The committee also announced a newly forged partnership with the insurance company Hamburg-Mannheimer Inc. as one of the official suppliers. Six supplies are planned; at the moment there are only two, the other being German retailing giant KarstadtQuelle. Vice President of the committee, Wolfgang Niersbach has said that before Christmas 2002, there will be two more with the final pair expected to be secured by the middle of 2003.

Sponsorship deals expected to boost coffers

Each official supplier should contribute between 10 and 15 million euro ($10.1-15.1m) to the German sponsorship package with FIFA adding a proportion of its own. The world football authority has deals that bring in 26 million euro ($26.3m) from its international sponsors.
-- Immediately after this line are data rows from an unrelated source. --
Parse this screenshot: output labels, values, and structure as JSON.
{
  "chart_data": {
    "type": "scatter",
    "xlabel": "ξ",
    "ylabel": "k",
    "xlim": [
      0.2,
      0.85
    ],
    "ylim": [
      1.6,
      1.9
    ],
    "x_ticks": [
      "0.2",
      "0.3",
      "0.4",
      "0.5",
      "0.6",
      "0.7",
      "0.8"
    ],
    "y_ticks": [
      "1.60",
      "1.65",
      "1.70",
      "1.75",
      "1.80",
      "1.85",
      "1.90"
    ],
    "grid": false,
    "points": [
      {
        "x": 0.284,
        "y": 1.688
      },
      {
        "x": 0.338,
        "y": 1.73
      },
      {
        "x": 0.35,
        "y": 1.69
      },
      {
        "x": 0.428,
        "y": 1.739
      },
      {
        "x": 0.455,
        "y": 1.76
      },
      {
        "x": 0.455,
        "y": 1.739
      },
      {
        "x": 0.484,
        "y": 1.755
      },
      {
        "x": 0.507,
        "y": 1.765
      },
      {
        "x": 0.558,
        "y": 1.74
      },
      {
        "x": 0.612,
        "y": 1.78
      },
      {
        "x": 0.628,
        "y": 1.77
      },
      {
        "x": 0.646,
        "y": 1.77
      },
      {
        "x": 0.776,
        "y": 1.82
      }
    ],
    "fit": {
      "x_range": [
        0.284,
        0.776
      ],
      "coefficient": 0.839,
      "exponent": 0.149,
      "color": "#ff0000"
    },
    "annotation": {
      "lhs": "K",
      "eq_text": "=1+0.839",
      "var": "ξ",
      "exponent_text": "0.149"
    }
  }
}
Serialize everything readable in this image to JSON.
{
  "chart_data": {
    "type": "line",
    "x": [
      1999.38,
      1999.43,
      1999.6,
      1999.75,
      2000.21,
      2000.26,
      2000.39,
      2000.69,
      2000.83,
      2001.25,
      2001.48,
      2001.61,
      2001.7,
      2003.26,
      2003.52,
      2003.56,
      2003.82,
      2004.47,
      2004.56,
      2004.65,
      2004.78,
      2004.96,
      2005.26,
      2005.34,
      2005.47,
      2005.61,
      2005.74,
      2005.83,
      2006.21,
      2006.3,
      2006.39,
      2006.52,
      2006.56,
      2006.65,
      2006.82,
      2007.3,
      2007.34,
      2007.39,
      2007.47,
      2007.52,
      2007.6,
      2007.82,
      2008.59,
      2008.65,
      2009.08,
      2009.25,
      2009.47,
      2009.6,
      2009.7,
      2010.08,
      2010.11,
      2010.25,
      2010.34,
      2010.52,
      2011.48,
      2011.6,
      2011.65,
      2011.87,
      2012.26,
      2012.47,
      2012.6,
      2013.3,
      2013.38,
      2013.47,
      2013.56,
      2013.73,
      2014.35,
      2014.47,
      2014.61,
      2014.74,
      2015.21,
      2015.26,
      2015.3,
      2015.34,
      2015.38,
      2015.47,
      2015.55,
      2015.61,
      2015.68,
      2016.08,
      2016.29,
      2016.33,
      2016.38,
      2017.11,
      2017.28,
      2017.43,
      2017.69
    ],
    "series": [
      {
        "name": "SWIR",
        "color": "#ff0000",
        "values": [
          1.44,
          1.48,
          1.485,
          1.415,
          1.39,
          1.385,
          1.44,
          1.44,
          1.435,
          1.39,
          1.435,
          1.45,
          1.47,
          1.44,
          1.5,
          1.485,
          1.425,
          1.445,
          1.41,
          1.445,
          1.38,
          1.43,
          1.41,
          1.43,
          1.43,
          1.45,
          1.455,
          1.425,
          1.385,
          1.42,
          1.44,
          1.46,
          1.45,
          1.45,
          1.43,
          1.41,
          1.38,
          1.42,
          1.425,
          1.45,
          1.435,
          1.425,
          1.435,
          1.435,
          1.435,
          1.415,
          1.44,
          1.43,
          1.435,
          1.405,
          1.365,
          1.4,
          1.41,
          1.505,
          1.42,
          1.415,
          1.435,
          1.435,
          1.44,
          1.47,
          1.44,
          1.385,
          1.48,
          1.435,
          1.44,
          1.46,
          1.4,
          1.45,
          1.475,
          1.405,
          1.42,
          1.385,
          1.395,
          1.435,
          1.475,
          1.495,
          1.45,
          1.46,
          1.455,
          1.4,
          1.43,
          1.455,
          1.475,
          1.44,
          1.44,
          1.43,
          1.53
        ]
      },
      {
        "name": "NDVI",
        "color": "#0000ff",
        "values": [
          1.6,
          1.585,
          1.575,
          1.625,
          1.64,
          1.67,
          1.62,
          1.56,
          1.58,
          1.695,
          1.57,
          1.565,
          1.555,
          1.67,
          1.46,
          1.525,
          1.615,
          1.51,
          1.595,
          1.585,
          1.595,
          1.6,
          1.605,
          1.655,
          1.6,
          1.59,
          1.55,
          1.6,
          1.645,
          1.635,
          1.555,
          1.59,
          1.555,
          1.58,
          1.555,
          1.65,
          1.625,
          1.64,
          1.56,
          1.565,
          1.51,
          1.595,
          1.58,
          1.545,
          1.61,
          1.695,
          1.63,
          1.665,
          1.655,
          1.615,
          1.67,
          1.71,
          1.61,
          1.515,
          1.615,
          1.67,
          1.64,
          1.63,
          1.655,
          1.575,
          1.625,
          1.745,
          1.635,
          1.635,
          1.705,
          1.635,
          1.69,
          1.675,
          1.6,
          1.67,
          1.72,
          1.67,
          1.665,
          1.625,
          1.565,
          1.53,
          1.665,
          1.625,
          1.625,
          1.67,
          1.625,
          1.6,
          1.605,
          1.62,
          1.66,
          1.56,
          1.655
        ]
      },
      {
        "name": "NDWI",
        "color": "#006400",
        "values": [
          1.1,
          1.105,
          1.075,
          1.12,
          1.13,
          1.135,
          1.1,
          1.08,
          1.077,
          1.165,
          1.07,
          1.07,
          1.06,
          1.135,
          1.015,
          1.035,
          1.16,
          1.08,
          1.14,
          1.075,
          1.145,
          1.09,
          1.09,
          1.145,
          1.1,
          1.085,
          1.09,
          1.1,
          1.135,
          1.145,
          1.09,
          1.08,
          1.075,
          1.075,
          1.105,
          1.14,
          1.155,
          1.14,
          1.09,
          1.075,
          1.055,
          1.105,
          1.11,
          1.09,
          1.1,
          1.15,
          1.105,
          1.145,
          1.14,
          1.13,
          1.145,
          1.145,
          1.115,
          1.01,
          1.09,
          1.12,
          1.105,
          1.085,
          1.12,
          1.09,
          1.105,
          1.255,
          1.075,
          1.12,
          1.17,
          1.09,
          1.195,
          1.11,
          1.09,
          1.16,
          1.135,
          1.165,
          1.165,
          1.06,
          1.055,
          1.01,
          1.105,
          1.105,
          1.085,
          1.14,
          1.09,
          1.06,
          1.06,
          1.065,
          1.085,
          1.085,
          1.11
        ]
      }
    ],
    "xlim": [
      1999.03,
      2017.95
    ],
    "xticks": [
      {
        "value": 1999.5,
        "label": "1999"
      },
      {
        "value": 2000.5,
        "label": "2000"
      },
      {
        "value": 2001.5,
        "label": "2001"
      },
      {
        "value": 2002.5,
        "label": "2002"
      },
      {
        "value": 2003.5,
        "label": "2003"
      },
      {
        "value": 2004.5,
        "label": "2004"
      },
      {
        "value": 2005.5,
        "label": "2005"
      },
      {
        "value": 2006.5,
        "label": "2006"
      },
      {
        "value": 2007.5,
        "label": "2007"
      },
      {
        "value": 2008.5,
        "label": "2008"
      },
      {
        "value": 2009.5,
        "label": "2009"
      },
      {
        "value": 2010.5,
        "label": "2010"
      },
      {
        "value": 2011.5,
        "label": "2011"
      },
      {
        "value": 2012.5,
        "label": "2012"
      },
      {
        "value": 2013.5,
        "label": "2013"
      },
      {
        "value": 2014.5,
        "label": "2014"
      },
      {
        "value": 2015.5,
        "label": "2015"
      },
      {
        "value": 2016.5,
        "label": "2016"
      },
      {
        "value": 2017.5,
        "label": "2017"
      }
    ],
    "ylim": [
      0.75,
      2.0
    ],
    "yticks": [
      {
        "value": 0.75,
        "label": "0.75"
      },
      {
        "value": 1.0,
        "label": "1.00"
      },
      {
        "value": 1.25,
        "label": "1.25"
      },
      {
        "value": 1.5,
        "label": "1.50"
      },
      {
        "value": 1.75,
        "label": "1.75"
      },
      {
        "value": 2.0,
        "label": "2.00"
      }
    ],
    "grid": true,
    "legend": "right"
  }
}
With 12 German stadiums being used throughout the tournament, attempts to get all of them up to FIFA standard before the summer of 2006 are also driving costs up. Seven of the cities selected to host to games will need to either perform extensive renovations on their stadiums or build new ones.

Cost of stadium reconstruction spiralling

Allianz-Arena in München

The world's biggest money box: The Allianz Arena

The combined cost of construction for the seven cities, including brand new stadiums in Berlin and the Bavarian capital Munich, will be in the region of 852.8 million euro ($863.5m). In most cases, a percentage or, as in the case of the new Allianz Arena in Munich, the whole cost will be met by the clubs themselves. Sponsorship deals with companies willing to put their names to the stadiums are also helping cover the mammoth fees. As well as insurers Allianz, Internet company AOL has paid 14.9 million euro ($15m) for the honor of renaming Hamburg's Volkspark the AOL Arena.

The five other stadiums will all require partial reconstruction totaling 568.2 million euro ($575.2m).